Wolf Hall and The Honest Politician

During BBC2’s Wolf Hall, I found myself trying to guess when Damian Lewis would turn up on screen as the 32 inch waisted Henry VIII. My prediction was for the last ten minutes of the programme, this being primetime TV drama, where plot development is often saved up for the end and used as a cliffhanger. I was more or less right: there was a glimpse of Lewis in a Catherine of Aragon trial scene, looking suitably annoyed and standing like a Holbein Henry VIII, but the confrontation with Cromwell was saved for last. In the dying minutes of the programme, right on cue, there was Henry, inspecting some topiary with a gaggle of polite courtiers and Théoden from The Lord of the Rings. Established already as an outsider at court, Cromwell hovers at the edge of this ornamental garden, and Henry breaks away from the topiary in order to speak to him. In what follows, we are treated to a cliché of political and historical drama: the ‘verbal sparring’ scene.

Typically, this scene involves a character cutting to the chase in a war of words with a social superior who unexpectedly finds the whole encounter charming, because everybody else that they speak to is a cowardly sycophant and /or self-interested machiavel. Cromwell, we were told, has form as a truth-speaking maverick, having once been the only person in the entirety of the Henrician court to have any sense of the strategic risks involved in an invasion of France. Six years later, in the topiary garden, he is still apparently the only one who has thought with any honesty about this problem, presumably because everybody else is so absorbed in looking at hedges. Lewis’s Henry is amused and intrigued by Cromwell’s unapologetic stance on France, and his wisecracks about fiscal policy. As one reviewer puts it, ‘Henry seemed tickled to be so comprehensively wrong-footed’.

The character that charms authority with their honesty is a familiar trope from all sorts of genres of literature and drama. It is traceable in post-Enlightenment narratives about love and class, from Elizabeth Bennet mocking Mr Darcy to Han Solo’s antagonistic relationship with Princess Leia. In the context of historical fiction and drama, it is similarly the go-to means by which to establish sympathy between protagonists who are otherwise divided by significant social difference. Most recently, in ITV’s The Great Fire, Samuel Pepys was presented as the only person in London willing to tell Charles II that a big fire is a bad thing – coincidentally, every time he did so, he interrupted the monarch strolling distractedly through some topiary. If there’s one thing we can learn from this, it’s that ornamental gardening is no aid to governance.

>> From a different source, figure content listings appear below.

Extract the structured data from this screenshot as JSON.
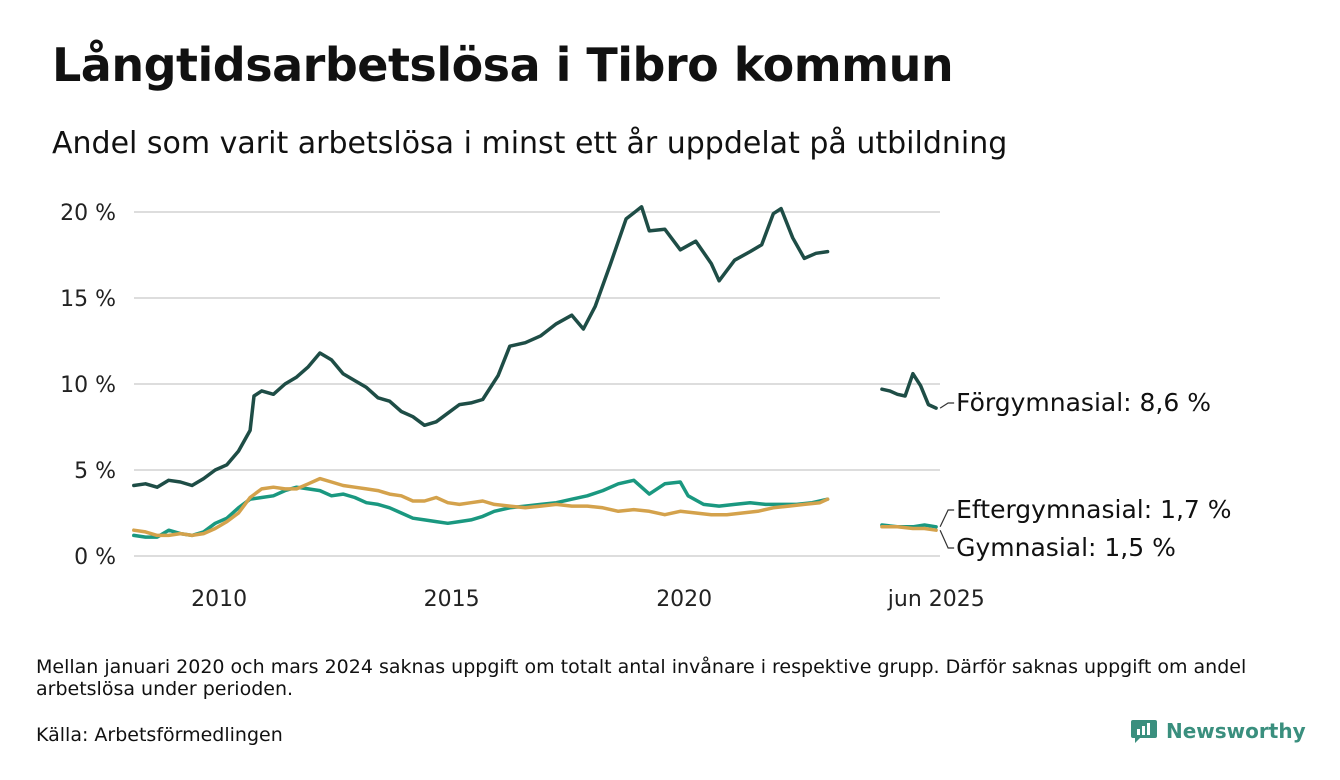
{
  "title": "Långtidsarbetslösa i Tibro kommun",
  "subtitle": "Andel som varit arbetslösa i minst ett år uppdelat på utbildning",
  "note": "Mellan januari 2020 och mars 2024 saknas uppgift om totalt antal invånare i respektive grupp. Därför saknas uppgift om andel arbetslösa under perioden.",
  "source": "Källa: Arbetsförmedlingen",
  "brand": {
    "name": "Newsworthy",
    "icon": "newsworthy-logo-icon",
    "color": "#3a8f7e"
  },
  "colors": {
    "forgymnasial": "#1e4d46",
    "eftergymnasial": "#1a9880",
    "gymnasial": "#d4a24c",
    "grid": "#dddddd"
  },
  "chart_data": {
    "type": "line",
    "title": "Långtidsarbetslösa i Tibro kommun",
    "xlabel": "",
    "ylabel": "",
    "ylim": [
      0,
      20
    ],
    "y_ticks": [
      0,
      5,
      10,
      15,
      20
    ],
    "y_tick_labels": [
      "0 %",
      "5 %",
      "10 %",
      "15 %",
      "20 %"
    ],
    "x_tick_labels": [
      "2010",
      "2015",
      "2020",
      "jun 2025"
    ],
    "grid": true,
    "legend": "end-of-line labels (right)",
    "series": [
      {
        "name": "Förgymnasial",
        "end_label": "Förgymnasial: 8,6 %",
        "color": "#1e4d46",
        "segments": [
          [
            [
              "2008-03",
              4.1
            ],
            [
              "2008-06",
              4.2
            ],
            [
              "2008-09",
              4.0
            ],
            [
              "2008-12",
              4.4
            ],
            [
              "2009-03",
              4.3
            ],
            [
              "2009-06",
              4.1
            ],
            [
              "2009-09",
              4.5
            ],
            [
              "2009-12",
              5.0
            ],
            [
              "2010-03",
              5.3
            ],
            [
              "2010-06",
              6.1
            ],
            [
              "2010-09",
              7.3
            ],
            [
              "2010-10",
              9.3
            ],
            [
              "2010-12",
              9.6
            ],
            [
              "2011-03",
              9.4
            ],
            [
              "2011-06",
              10.0
            ],
            [
              "2011-09",
              10.4
            ],
            [
              "2011-12",
              11.0
            ],
            [
              "2012-03",
              11.8
            ],
            [
              "2012-06",
              11.4
            ],
            [
              "2012-09",
              10.6
            ],
            [
              "2012-12",
              10.2
            ],
            [
              "2013-03",
              9.8
            ],
            [
              "2013-06",
              9.2
            ],
            [
              "2013-09",
              9.0
            ],
            [
              "2013-12",
              8.4
            ],
            [
              "2014-03",
              8.1
            ],
            [
              "2014-06",
              7.6
            ],
            [
              "2014-09",
              7.8
            ],
            [
              "2014-12",
              8.3
            ],
            [
              "2015-03",
              8.8
            ],
            [
              "2015-06",
              8.9
            ],
            [
              "2015-09",
              9.1
            ],
            [
              "2016-01",
              10.5
            ],
            [
              "2016-04",
              12.2
            ],
            [
              "2016-08",
              12.4
            ],
            [
              "2016-12",
              12.8
            ],
            [
              "2017-04",
              13.5
            ],
            [
              "2017-08",
              14.0
            ],
            [
              "2017-11",
              13.2
            ],
            [
              "2018-02",
              14.5
            ],
            [
              "2018-06",
              17.0
            ],
            [
              "2018-10",
              19.6
            ],
            [
              "2019-02",
              20.3
            ],
            [
              "2019-04",
              18.9
            ],
            [
              "2019-08",
              19.0
            ],
            [
              "2019-12",
              17.8
            ],
            [
              "2020-04",
              18.3
            ],
            [
              "2020-08",
              17.0
            ],
            [
              "2020-10",
              16.0
            ],
            [
              "2021-02",
              17.2
            ],
            [
              "2021-06",
              17.7
            ],
            [
              "2021-09",
              18.1
            ],
            [
              "2021-12",
              19.9
            ],
            [
              "2022-02",
              20.2
            ],
            [
              "2022-05",
              18.5
            ],
            [
              "2022-08",
              17.3
            ],
            [
              "2022-11",
              17.6
            ],
            [
              "2023-02",
              17.7
            ]
          ],
          [
            [
              "2024-04",
              9.7
            ],
            [
              "2024-06",
              9.6
            ],
            [
              "2024-08",
              9.4
            ],
            [
              "2024-10",
              9.3
            ],
            [
              "2024-12",
              10.6
            ],
            [
              "2025-02",
              9.9
            ],
            [
              "2025-04",
              8.8
            ],
            [
              "2025-06",
              8.6
            ]
          ]
        ]
      },
      {
        "name": "Eftergymnasial",
        "end_label": "Eftergymnasial: 1,7 %",
        "color": "#1a9880",
        "segments": [
          [
            [
              "2008-03",
              1.2
            ],
            [
              "2008-06",
              1.1
            ],
            [
              "2008-09",
              1.1
            ],
            [
              "2008-12",
              1.5
            ],
            [
              "2009-03",
              1.3
            ],
            [
              "2009-06",
              1.2
            ],
            [
              "2009-09",
              1.4
            ],
            [
              "2009-12",
              1.9
            ],
            [
              "2010-03",
              2.2
            ],
            [
              "2010-06",
              2.8
            ],
            [
              "2010-09",
              3.3
            ],
            [
              "2010-12",
              3.4
            ],
            [
              "2011-03",
              3.5
            ],
            [
              "2011-06",
              3.8
            ],
            [
              "2011-09",
              4.0
            ],
            [
              "2011-12",
              3.9
            ],
            [
              "2012-03",
              3.8
            ],
            [
              "2012-06",
              3.5
            ],
            [
              "2012-09",
              3.6
            ],
            [
              "2012-12",
              3.4
            ],
            [
              "2013-03",
              3.1
            ],
            [
              "2013-06",
              3.0
            ],
            [
              "2013-09",
              2.8
            ],
            [
              "2013-12",
              2.5
            ],
            [
              "2014-03",
              2.2
            ],
            [
              "2014-06",
              2.1
            ],
            [
              "2014-09",
              2.0
            ],
            [
              "2014-12",
              1.9
            ],
            [
              "2015-03",
              2.0
            ],
            [
              "2015-06",
              2.1
            ],
            [
              "2015-09",
              2.3
            ],
            [
              "2015-12",
              2.6
            ],
            [
              "2016-04",
              2.8
            ],
            [
              "2016-08",
              2.9
            ],
            [
              "2016-12",
              3.0
            ],
            [
              "2017-04",
              3.1
            ],
            [
              "2017-08",
              3.3
            ],
            [
              "2017-12",
              3.5
            ],
            [
              "2018-04",
              3.8
            ],
            [
              "2018-08",
              4.2
            ],
            [
              "2018-12",
              4.4
            ],
            [
              "2019-04",
              3.6
            ],
            [
              "2019-08",
              4.2
            ],
            [
              "2019-12",
              4.3
            ],
            [
              "2020-02",
              3.5
            ],
            [
              "2020-06",
              3.0
            ],
            [
              "2020-10",
              2.9
            ],
            [
              "2021-02",
              3.0
            ],
            [
              "2021-06",
              3.1
            ],
            [
              "2021-10",
              3.0
            ],
            [
              "2022-02",
              3.0
            ],
            [
              "2022-06",
              3.0
            ],
            [
              "2022-10",
              3.1
            ],
            [
              "2023-02",
              3.3
            ]
          ],
          [
            [
              "2024-04",
              1.8
            ],
            [
              "2024-08",
              1.7
            ],
            [
              "2024-12",
              1.7
            ],
            [
              "2025-03",
              1.8
            ],
            [
              "2025-06",
              1.7
            ]
          ]
        ]
      },
      {
        "name": "Gymnasial",
        "end_label": "Gymnasial: 1,5 %",
        "color": "#d4a24c",
        "segments": [
          [
            [
              "2008-03",
              1.5
            ],
            [
              "2008-06",
              1.4
            ],
            [
              "2008-09",
              1.2
            ],
            [
              "2008-12",
              1.2
            ],
            [
              "2009-03",
              1.3
            ],
            [
              "2009-06",
              1.2
            ],
            [
              "2009-09",
              1.3
            ],
            [
              "2009-12",
              1.6
            ],
            [
              "2010-03",
              2.0
            ],
            [
              "2010-06",
              2.5
            ],
            [
              "2010-09",
              3.4
            ],
            [
              "2010-12",
              3.9
            ],
            [
              "2011-03",
              4.0
            ],
            [
              "2011-06",
              3.9
            ],
            [
              "2011-09",
              3.9
            ],
            [
              "2011-12",
              4.2
            ],
            [
              "2012-03",
              4.5
            ],
            [
              "2012-06",
              4.3
            ],
            [
              "2012-09",
              4.1
            ],
            [
              "2012-12",
              4.0
            ],
            [
              "2013-03",
              3.9
            ],
            [
              "2013-06",
              3.8
            ],
            [
              "2013-09",
              3.6
            ],
            [
              "2013-12",
              3.5
            ],
            [
              "2014-03",
              3.2
            ],
            [
              "2014-06",
              3.2
            ],
            [
              "2014-09",
              3.4
            ],
            [
              "2014-12",
              3.1
            ],
            [
              "2015-03",
              3.0
            ],
            [
              "2015-06",
              3.1
            ],
            [
              "2015-09",
              3.2
            ],
            [
              "2015-12",
              3.0
            ],
            [
              "2016-04",
              2.9
            ],
            [
              "2016-08",
              2.8
            ],
            [
              "2016-12",
              2.9
            ],
            [
              "2017-04",
              3.0
            ],
            [
              "2017-08",
              2.9
            ],
            [
              "2017-12",
              2.9
            ],
            [
              "2018-04",
              2.8
            ],
            [
              "2018-08",
              2.6
            ],
            [
              "2018-12",
              2.7
            ],
            [
              "2019-04",
              2.6
            ],
            [
              "2019-08",
              2.4
            ],
            [
              "2019-12",
              2.6
            ],
            [
              "2020-04",
              2.5
            ],
            [
              "2020-08",
              2.4
            ],
            [
              "2020-12",
              2.4
            ],
            [
              "2021-04",
              2.5
            ],
            [
              "2021-08",
              2.6
            ],
            [
              "2021-12",
              2.8
            ],
            [
              "2022-04",
              2.9
            ],
            [
              "2022-08",
              3.0
            ],
            [
              "2022-12",
              3.1
            ],
            [
              "2023-02",
              3.3
            ]
          ],
          [
            [
              "2024-04",
              1.7
            ],
            [
              "2024-08",
              1.7
            ],
            [
              "2024-12",
              1.6
            ],
            [
              "2025-03",
              1.6
            ],
            [
              "2025-06",
              1.5
            ]
          ]
        ]
      }
    ]
  }
}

But maybe there’s something else that we can learn here, about what makes Mantel’s Cromwell so attractive in 2015. Wolf Hall the novel is extremely sympathetic to Cromwell as the enlightened underdog, and the narrative follows his thoughts throughout. The ‘verbal sparring’ scene of the TV adaption is taken almost verbatim from the novel, where Cromwell’s thought processes explain his verbal tactics: ‘There’s no point backing off; do that and Henry will chase you down’ (p. 181). In the TV adaption, we don’t hear Cromwell’s thoughts, but we only see incidents to which Cromwell himself has access. Aligned with this likeable outsider, we want to believe him, agree with him, and see him as honest.

I doubt we would like this Cromwell quite so much if he was more like the ideal courtier discussed in Baldassare Castiglione’s Il Cortegiano (The Book of the Courtier), first published in Italy in 1528, and well known across Europe in the sixteenth century. The Book of the Courtier advises that courtiers should practice ‘sprezzatura’:

‘And that is to eshew as much as a man may, and as a sharp and dangerous rock, Affectation or curiosity, and, to speak a new word, to use in everything a certain Recklessness, to cover art withal, and seem whatsoever he doth and sayeth to do it without pain, and, as it were, not minding it.’
(The Book of the Courtier, trans. Thomas Hoby, 1561)

Sprezzatura is here a kind of disguise, ‘to cover art withal’; the OED defines the word as ‘ease of manner; studied carelessness’. In the novel, Mantel makes light of the performativity of sprezzatura as irrelevant to the ugly realities of court life, showing Cromwell joking about Castiglione’s work while the king ‘unleashes an unregal yell of laughter’ (p. 401). The honest Cromwell of Wolf Hall is the antithesis to Castiglione’s courtier: although he is not above sensible strategic scheming, he doesn’t need to ‘cover art withal’, because he is genuinely artless. The ‘verbal-sparring’ scene on the edge of the topiary garden proves his unflappable integrity and distance from ornamental triviality.

Mantel’s Cromwell offers a fantasy of the honest politician whose common sense comes from the streets and is amenable to the most tyrannical of rulers. Given the current climate of profound cynicism about the political process and ruling elite, it is perhaps unsurprising to find a vision of political integrity at the heart of a bestselling novel and primetime TV series. It will be interesting to see how Mantel handles the crumbling of this fantasy in the final instalment of the trilogy, due to be published this year.